First There Was Satchmo

Paul Paolicelli, Contributing Writer

In over 40 years of journalism, you inevitably run into some of the world’s most famous, accomplished and sometimes notorious people. But, like young love, you never forget the first. And this was years before the famous would become routine…. But, like young love, you never forget the first.

I was fifteen years old and going to my first ever concert at Pittsburgh’s Syria Mosque, a beautifully constructed concert hall now a parking lot. My best friend from high school band, Bobby Serenek and I took two streetcars over to the Oakland section of the city. We met up with his trumpet teacher, Mr. Pasquarelli, considered the top trumpet teacher in the city. You see, Bobby was a phenom, he was so good that Julliard was after him before we finished high school and would go on, after military service, to the Metropolitan Opera where he became the orchestra manager. I was a happy tag-along as Mr. Pasquarelli had told him he could bring a guest.

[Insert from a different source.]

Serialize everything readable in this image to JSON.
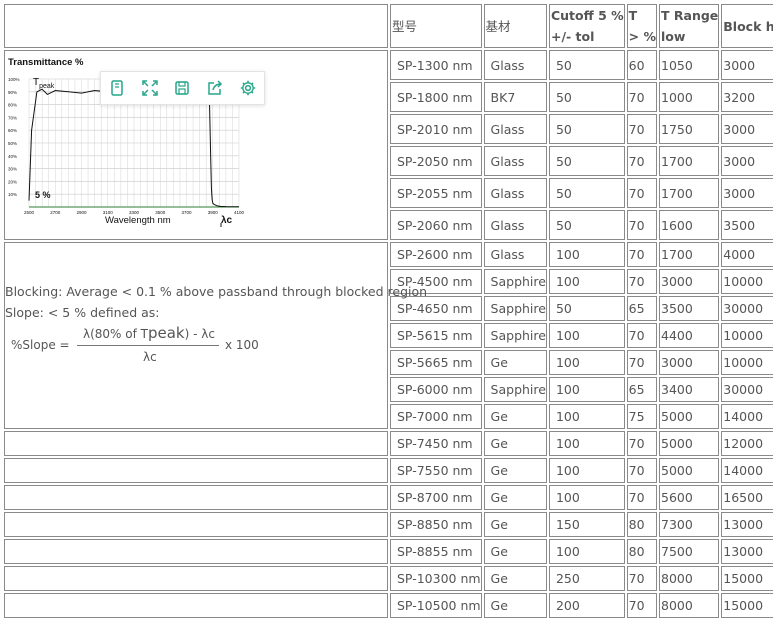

Just as I was a happy tag-along to Bobby sitting next to him in band.

Louis Armstrong was on the bill. Now you have to put yourself in that place and time and think about a wanna be trumpet player going to his very first concert to hear the greatest idol of his youth. It was like being invited to hear Gabriel play at the pearly gates. There were no pyrotechnics like at today’s concerts. No fireworks, no one held up a match or a cell phone or stood during the performance, we all sat mesmerized as the incomparable Mr. Armstrong, along with Billy Kyle – piano; Barney Bigard – clarinet; Trummy Young – trombone; Mort Herbert – bass; Danny Barcelona – drums played dozens of the hits we were all familiar with. I kept reminding myself that the vibrations reaching my ears in that wonderful hall were directly from his lips and golden horn. I was in the same hall with genius being physically touched by the sound. I knew then and know now that I could never really find the words to adequately describe that sensation.

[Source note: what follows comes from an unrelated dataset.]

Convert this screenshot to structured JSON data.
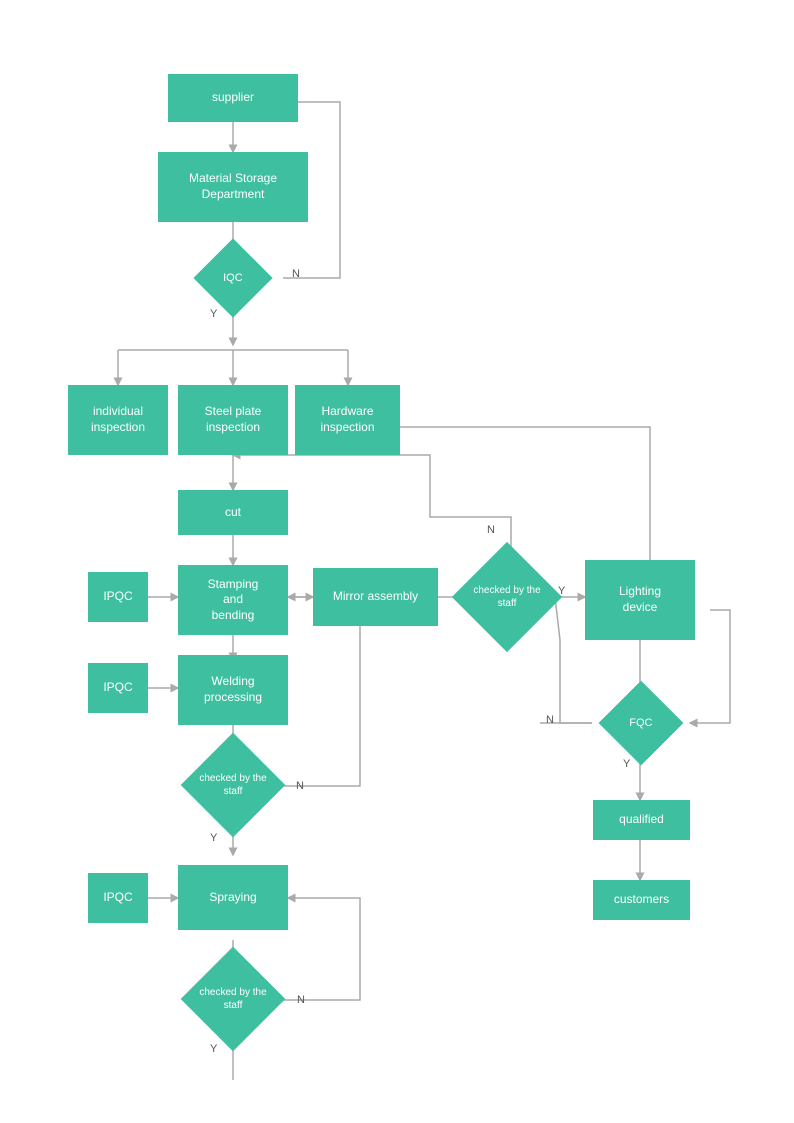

After the concert, Mr. Pasquarelli said he had a surprise and took us back stage. As Pittsburgh’s top trumpet master, he had an in and Satchmo had apparently extended the invitation. We entered the dressing room and I stood there in absolute silence and awe just feet from the man who had sweat through his shirt, his tie askew, his voice low and rumbly, as he exchanged pleasantries in a very subdued manner with Mr. P who introduced Bobby and me. He nodded in our direction and said “hello boys.” The master’s voice directed to me. We nodded in return. It wasn’t a long visit; he was tired and Mr. P didn’t want to intrude so we left quickly. The music still played in mind on the streetcar rides home.

A few years later we moved to Southern California and my dad and I went to Disneyland for its “Dixieland” series in the late fall. Satchmo was the featured attraction (of course) and he first appeared on the Riverboat ride, high atop the structure, playing “When the Saints Go Marching In” as the boat came around a bend. Until his final days my dad talked about that evening as one of the greatest shows he’d ever seen. Louis Armstrong affected people that way. What a treasure that man was for all humanity and I was in the room with him for a few brief moments that have lasted a lifetime.